Renació de sus cenizas una y otra vez. Sufrió la rotura de tendón de aquiles dos veces, tuvo rotura de ligamentos y, como en cada oportunidad que los desgarros y las lesiones musculares lo perturbaron, pudo salir adelante. Dejó Boca, pero volvió a Vélez para resurgir como futbolista.


Si hay un ejemplo claro de perseverancia y dedicación, el mismo es Fernando Gago. Quizá en los últimos años su nivel no haya sido el que supo exhibir en sus primeros años como jugador de Boca, en Real Madrid o en su paso por Roma. Pero hay cuestiones que exceden lo futbolístico y que afirman a Pintita como un verdadero guerrero de este deporte.

Sin dudas que es la prueba cabal de que el Ave Fénix existe: Gago se recuperó infinidad de veces de diferentes lesiones que lo aquejaron. Ni la rotura de ligamentos ante Perú, ni las dos veces que el tendón de Aquiles le jugó una mala pasada ante River pudieron impedir que Fernando siga jugando al fútbol.

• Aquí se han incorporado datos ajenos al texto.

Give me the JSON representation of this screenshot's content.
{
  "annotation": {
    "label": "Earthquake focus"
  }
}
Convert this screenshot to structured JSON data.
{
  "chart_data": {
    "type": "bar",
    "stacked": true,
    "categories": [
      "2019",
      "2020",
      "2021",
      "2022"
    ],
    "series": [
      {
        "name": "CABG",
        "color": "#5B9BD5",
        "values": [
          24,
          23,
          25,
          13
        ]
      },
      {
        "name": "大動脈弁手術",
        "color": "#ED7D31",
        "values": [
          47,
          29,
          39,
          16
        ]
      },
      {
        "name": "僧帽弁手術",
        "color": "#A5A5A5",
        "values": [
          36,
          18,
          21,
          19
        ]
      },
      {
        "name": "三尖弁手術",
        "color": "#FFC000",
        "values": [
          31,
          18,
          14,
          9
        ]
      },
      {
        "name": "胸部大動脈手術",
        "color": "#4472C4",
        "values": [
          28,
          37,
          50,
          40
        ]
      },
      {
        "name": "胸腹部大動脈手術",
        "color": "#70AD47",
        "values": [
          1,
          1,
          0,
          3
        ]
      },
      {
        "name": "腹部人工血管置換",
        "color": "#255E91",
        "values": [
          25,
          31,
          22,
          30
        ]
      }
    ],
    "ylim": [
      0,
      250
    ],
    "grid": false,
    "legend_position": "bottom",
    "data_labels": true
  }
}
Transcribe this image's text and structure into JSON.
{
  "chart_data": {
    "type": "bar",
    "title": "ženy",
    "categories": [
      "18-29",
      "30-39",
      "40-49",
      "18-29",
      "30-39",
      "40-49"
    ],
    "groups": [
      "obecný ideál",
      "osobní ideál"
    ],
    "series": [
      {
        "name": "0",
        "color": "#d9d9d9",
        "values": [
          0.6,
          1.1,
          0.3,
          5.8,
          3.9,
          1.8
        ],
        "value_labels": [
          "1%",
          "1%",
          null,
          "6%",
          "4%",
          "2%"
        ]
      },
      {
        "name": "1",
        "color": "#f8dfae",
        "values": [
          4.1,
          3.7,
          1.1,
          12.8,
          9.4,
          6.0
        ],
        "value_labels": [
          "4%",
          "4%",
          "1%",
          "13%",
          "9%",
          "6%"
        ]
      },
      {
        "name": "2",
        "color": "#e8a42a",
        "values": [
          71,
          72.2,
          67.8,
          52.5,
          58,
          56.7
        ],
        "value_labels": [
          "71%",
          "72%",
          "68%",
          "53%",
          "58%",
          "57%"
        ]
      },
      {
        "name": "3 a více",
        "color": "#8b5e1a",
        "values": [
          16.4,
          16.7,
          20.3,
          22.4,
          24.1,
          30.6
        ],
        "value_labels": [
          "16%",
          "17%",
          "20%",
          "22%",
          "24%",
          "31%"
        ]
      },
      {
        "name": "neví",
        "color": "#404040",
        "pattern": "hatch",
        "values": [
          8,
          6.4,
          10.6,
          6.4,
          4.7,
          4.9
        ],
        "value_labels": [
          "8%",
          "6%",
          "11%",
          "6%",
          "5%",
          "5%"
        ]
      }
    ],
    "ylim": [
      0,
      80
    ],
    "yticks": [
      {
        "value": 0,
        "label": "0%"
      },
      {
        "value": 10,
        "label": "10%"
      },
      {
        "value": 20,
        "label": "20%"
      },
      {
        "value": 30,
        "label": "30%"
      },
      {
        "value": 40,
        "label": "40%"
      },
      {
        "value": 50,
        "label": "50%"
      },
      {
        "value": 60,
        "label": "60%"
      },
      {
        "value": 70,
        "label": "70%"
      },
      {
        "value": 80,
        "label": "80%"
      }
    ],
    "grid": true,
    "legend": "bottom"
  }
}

Quizá ya no lo haga en Boca, de hecho luego de la final en Madrid se decidió culminar el vínculo que lo unía al club Xeneize. Pero por pedido expreso de su hijo Mateo, y las ganas y el espíritu deportivo de este jugador, las lesiones no pudieron con su carrera y se presentó nuevamente en un campo de juego hace pocas horas.

Fue con la camiseta de Vélez Sarsfield, club en el que jugó en el primer semestre del año 2013. Las puertas del fútbol argentino nunca se cerraron para este futbolista que supo deleitar al mundo con su calidad pese a ser un volante central. Y Gago tampoco dejó que los caminos desaparezcan. Resurgió. Sí, como el Ave Fénix.